Les deux sets programmés par Jazzdor
jeudi 12, outre leur réussites, offrent quelques bribes de réponses
à la question de l'héritage dans le jazz actuel.
Tout juste débarqués du train en
retard, qui agitera la soirée culturelle strasbourgeoise du jour,
Anne Paceo et Matteo Bortone rejoignent le piano de Christophe Imbs
pour l'entame du set au CEAAC. Pas complexés, les trois Stooges
lancent le concert de jeudi avec Tuesday et mettent les pieds
d'emblée dans la puissance pop. Sans doute Christophe Imbs a-t-il
entendu The Bad Plus écoutant Nirvana ou d'autres power trios de
jazz testiculé. Rack d'effets en bandoulière, Imbs sulfate les
politesses du piano forte quand Bortone et Paceo martèlent les
préliminaires. Motif rythmique répété jusqu'à la moelle,
sonorités électroniques en arrière-plan, le cadrage de Tuesday
est serré et annonce un set énergique et joueur. Mémorial,
morceau atmosphérique prenant le relais, lévite avec patience sur
les drones tombés à la fois de l'avant-garde US des 70'S et du
meilleur de l'electro minimale actuelle, à peine bousculée par
quelques accords plaqués à la française mais en mode
reverse.
Dans la musique du trio, remuent donc
tout ce qu'un jazz d'aujourd'hui a pu entendre ou croiser sur disques
ou en live. Ici, on sent la quête énergique des spirales du rock
venir flirter avec l'ouverture et la rupture chères au jazzman,
depuis que le jazz est jazz.
Nectarine War, où
la main droite de Imbs livre quelques précis motifs très vifs,
vient compléter la thèse.
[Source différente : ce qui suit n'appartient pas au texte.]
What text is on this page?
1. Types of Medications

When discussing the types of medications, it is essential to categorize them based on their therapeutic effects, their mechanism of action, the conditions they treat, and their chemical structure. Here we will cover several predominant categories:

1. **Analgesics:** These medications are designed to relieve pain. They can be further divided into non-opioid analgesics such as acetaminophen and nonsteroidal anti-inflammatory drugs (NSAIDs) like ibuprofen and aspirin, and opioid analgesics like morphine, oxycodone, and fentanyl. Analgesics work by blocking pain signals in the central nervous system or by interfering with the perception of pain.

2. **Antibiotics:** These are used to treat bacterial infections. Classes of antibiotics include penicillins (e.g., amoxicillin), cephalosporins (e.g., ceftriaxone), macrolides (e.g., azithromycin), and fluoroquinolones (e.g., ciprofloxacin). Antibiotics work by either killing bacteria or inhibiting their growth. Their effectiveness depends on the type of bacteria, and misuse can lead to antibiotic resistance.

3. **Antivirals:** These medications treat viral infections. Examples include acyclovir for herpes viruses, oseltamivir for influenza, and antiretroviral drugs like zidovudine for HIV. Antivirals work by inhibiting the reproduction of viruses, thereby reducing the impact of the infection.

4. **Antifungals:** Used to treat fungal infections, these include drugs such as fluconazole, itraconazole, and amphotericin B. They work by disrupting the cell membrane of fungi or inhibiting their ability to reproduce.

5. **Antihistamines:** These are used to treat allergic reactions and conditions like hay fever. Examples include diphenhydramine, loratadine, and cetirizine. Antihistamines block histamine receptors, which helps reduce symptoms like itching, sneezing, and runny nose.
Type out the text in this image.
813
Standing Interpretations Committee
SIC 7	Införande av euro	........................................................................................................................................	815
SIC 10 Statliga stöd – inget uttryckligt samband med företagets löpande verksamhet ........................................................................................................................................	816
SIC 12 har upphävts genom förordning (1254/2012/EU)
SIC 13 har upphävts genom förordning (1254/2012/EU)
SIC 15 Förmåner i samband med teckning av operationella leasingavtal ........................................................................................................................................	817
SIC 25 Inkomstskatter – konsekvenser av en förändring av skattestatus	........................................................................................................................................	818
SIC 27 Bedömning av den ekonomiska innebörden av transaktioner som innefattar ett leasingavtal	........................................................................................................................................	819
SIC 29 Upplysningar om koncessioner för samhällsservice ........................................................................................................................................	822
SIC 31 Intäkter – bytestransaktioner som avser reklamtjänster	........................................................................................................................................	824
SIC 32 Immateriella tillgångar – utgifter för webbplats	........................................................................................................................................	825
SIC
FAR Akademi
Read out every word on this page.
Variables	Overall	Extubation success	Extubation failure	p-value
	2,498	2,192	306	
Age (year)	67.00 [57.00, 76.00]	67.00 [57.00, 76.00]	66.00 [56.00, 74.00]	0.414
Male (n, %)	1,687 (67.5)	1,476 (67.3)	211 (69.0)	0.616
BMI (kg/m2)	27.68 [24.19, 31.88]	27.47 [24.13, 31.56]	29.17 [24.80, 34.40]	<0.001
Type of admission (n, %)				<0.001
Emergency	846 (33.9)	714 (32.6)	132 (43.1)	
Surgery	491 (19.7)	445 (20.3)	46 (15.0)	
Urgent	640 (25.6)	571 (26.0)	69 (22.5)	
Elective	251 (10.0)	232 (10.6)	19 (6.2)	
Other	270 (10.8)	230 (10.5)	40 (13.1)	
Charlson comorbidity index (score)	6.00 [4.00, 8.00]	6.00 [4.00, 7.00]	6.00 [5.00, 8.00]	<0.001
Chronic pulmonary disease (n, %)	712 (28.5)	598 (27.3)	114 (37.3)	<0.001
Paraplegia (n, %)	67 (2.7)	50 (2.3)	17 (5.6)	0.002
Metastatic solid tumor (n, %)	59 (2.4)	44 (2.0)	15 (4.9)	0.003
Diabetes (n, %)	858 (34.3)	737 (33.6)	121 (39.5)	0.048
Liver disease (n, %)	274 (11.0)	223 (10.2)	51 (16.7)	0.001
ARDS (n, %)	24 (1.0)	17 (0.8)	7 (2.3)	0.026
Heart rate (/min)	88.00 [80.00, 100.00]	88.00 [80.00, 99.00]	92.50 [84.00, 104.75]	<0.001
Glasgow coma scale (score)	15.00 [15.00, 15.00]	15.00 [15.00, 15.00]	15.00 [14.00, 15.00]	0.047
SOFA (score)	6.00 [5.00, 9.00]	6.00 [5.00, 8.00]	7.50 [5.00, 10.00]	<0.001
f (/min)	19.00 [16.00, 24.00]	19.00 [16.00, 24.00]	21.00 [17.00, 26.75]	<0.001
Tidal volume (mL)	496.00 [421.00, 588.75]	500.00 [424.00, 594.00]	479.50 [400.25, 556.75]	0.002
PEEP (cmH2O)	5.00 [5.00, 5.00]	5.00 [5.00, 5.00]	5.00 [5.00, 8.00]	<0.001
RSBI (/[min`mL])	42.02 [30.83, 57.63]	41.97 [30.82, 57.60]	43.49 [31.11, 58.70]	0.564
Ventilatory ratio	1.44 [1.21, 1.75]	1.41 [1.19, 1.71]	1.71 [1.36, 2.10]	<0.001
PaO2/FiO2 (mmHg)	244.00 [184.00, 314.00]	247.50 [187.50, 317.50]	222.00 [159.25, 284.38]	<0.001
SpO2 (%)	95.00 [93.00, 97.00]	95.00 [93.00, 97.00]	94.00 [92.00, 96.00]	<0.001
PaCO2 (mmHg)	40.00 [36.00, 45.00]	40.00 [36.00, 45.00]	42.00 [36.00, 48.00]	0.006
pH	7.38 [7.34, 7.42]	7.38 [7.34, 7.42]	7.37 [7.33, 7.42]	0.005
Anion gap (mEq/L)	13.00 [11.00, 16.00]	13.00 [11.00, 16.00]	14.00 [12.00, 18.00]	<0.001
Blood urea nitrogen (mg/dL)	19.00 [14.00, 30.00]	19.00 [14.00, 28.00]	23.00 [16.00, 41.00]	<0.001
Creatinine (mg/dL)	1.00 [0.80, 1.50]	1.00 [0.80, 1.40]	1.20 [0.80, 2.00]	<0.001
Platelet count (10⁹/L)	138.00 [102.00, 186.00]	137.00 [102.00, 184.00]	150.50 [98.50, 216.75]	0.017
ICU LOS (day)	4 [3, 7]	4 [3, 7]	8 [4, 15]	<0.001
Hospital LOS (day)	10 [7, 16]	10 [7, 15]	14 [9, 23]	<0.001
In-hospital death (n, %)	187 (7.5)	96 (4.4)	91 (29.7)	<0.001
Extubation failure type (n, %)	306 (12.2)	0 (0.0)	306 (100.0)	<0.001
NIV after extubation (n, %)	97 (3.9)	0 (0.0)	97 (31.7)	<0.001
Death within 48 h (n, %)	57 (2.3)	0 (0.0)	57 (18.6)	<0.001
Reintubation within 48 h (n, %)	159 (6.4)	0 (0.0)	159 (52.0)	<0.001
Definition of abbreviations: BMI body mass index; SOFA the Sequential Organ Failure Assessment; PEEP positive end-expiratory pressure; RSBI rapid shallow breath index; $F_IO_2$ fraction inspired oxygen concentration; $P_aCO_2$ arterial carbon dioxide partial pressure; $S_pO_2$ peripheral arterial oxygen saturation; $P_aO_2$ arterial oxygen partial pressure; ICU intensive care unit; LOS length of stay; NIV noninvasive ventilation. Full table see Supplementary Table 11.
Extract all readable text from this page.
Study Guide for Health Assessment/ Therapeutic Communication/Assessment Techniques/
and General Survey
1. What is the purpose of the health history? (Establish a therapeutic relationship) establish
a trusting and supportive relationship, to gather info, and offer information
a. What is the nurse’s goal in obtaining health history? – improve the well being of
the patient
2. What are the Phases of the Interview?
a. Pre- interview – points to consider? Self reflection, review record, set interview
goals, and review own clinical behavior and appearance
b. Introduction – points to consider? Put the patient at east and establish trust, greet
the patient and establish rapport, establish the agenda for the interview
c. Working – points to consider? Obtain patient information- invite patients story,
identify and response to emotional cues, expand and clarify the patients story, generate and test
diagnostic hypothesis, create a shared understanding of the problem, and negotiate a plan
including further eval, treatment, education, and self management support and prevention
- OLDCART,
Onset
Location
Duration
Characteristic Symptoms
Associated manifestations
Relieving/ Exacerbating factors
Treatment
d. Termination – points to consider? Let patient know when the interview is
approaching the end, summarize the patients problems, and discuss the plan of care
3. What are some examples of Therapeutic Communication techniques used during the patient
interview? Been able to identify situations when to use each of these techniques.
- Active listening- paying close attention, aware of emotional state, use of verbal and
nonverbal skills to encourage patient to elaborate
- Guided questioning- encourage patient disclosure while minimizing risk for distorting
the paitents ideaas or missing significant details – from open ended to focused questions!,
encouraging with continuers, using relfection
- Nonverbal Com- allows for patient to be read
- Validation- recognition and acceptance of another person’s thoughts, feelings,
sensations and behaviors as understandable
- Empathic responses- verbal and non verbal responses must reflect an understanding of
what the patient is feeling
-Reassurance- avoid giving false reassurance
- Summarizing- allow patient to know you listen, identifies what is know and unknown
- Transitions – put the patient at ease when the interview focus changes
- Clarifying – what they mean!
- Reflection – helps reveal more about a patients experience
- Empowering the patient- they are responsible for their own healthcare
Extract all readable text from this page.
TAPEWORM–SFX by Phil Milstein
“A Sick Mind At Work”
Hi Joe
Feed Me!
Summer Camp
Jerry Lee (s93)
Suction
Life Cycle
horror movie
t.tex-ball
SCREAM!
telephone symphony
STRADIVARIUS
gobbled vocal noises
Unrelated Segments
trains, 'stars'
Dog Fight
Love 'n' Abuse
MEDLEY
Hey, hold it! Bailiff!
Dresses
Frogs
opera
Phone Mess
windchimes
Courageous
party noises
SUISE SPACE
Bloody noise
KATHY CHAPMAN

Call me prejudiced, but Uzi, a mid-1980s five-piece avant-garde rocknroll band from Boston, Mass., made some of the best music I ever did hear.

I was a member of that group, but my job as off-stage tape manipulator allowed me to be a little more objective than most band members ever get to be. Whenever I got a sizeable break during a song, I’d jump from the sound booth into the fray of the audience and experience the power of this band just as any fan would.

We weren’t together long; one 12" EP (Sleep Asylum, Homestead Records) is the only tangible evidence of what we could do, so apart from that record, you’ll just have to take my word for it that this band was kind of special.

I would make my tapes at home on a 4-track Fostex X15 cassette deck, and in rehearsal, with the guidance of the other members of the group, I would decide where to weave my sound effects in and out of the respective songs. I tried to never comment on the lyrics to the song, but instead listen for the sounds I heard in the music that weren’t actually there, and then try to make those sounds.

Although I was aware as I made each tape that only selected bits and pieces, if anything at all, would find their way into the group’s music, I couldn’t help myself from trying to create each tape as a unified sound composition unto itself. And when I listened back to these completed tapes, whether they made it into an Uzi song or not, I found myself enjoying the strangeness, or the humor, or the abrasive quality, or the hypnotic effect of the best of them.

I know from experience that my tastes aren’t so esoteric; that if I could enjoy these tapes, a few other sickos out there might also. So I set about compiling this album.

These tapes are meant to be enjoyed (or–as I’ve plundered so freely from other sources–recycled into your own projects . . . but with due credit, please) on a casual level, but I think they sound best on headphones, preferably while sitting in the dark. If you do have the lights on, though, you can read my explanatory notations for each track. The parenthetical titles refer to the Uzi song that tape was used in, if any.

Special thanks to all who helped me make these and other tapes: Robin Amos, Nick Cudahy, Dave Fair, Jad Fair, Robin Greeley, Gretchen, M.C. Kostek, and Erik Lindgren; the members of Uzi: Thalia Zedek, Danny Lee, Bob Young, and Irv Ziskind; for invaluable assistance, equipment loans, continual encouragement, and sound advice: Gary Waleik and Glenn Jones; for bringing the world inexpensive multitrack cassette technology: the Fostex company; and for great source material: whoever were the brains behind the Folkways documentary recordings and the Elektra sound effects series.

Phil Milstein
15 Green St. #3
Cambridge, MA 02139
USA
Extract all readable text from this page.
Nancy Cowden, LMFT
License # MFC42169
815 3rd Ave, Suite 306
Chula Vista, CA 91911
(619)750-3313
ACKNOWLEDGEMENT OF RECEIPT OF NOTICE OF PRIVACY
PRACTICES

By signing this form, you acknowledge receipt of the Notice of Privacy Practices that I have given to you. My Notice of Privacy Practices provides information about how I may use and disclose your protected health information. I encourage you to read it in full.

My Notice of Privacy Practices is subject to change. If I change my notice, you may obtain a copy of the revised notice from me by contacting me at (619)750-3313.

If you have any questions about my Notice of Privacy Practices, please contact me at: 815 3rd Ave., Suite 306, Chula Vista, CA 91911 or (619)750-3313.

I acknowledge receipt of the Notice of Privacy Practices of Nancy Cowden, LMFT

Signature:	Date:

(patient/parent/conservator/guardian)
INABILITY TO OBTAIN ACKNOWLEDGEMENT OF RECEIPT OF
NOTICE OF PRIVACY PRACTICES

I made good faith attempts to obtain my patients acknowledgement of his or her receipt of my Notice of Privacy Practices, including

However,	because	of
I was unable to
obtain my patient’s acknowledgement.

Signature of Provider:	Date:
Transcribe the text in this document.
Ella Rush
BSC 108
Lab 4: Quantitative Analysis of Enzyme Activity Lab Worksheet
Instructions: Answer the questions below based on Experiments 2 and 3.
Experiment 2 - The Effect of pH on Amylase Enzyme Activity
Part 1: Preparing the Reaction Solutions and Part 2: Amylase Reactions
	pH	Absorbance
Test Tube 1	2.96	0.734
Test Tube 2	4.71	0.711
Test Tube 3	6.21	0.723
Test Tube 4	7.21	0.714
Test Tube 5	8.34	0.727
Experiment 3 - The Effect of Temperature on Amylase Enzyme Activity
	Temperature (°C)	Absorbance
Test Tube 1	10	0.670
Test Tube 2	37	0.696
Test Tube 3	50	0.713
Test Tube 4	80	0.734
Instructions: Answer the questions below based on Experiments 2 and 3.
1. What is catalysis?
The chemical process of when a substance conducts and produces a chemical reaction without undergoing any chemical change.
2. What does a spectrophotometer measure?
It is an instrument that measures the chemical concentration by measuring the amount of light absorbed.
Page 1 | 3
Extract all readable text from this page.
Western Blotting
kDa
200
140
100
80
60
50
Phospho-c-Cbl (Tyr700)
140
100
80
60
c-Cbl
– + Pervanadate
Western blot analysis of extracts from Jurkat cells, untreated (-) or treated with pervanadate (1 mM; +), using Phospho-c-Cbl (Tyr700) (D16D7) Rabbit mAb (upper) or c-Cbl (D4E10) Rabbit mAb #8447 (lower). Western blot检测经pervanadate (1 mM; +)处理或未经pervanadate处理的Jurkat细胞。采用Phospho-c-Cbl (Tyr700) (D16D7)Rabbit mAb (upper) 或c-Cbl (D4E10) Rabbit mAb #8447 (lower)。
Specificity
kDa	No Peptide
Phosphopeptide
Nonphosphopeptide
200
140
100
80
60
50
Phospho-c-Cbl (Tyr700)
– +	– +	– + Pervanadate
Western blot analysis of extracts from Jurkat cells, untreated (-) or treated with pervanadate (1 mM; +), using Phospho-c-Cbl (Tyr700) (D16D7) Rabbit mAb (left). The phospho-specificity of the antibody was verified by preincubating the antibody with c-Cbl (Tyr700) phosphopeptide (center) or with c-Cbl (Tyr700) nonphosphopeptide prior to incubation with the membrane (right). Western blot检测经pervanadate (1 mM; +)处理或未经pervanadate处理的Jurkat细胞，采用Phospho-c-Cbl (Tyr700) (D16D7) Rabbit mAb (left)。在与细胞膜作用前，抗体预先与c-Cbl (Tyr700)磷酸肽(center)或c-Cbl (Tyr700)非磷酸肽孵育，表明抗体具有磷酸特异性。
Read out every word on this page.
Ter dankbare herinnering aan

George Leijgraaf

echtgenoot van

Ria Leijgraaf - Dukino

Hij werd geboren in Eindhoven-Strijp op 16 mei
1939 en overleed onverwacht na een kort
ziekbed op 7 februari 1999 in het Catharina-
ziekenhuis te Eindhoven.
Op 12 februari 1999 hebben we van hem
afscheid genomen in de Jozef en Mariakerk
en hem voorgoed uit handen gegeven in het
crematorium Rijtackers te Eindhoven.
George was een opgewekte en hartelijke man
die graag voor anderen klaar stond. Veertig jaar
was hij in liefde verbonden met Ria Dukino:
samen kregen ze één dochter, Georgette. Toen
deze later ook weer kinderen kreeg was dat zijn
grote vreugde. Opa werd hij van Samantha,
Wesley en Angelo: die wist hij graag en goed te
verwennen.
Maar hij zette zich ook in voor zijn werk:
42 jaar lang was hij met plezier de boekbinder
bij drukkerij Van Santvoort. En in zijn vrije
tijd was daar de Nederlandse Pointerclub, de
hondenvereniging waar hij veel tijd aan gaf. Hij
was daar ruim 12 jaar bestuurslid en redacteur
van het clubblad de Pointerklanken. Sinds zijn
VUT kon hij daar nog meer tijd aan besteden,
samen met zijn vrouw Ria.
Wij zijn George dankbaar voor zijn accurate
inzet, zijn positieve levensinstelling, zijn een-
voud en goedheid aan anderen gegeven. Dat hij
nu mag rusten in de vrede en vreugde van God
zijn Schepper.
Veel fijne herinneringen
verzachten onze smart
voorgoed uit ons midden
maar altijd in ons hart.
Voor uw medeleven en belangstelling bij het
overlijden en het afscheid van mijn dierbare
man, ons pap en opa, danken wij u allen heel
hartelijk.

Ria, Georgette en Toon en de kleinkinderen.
Modal, lyrique sans crainte
d'être mélodique, ce morceau appartient dans doute aux belles
choses, sans qu'on puisse l'enfermer dans la joliesse un peu mièvre.
Le planant Music By et
le flambeur Sharp,
devenu Shark par les
joies polyglottes, ajoutent que la musique du trio, dans ses
perspectives, échangent des liens souterrains avec la littérature,
le secret indicible de l'écriture, peut-être. Sans être tout à
fait jésuites, les trois compères ne lâchent pas facilement leurs
ornements et on sent Christophe Imbs, malgré les ruades de Paceo,
encore à peine prompt à quitter ses retranchements. Secret
indicible, disions-nous.
Énergie, ruptures rythmiques, mélodie.
Ces ingrédients fréquents dans la jeune génération sont remués
par le drumming souriant et alerte d'Anne paceo, habituée des
remous scéniques aux côtés de Jeanne Added, entre autres. Le drive
de Paceo, qui vient sans cesse perforer plus que soutenir les
empilements de Bortone et d'Imbs, fins bretteurs, est très excitant
après les pénibles galipettes d'Edward Perraud vues hier à Nevers.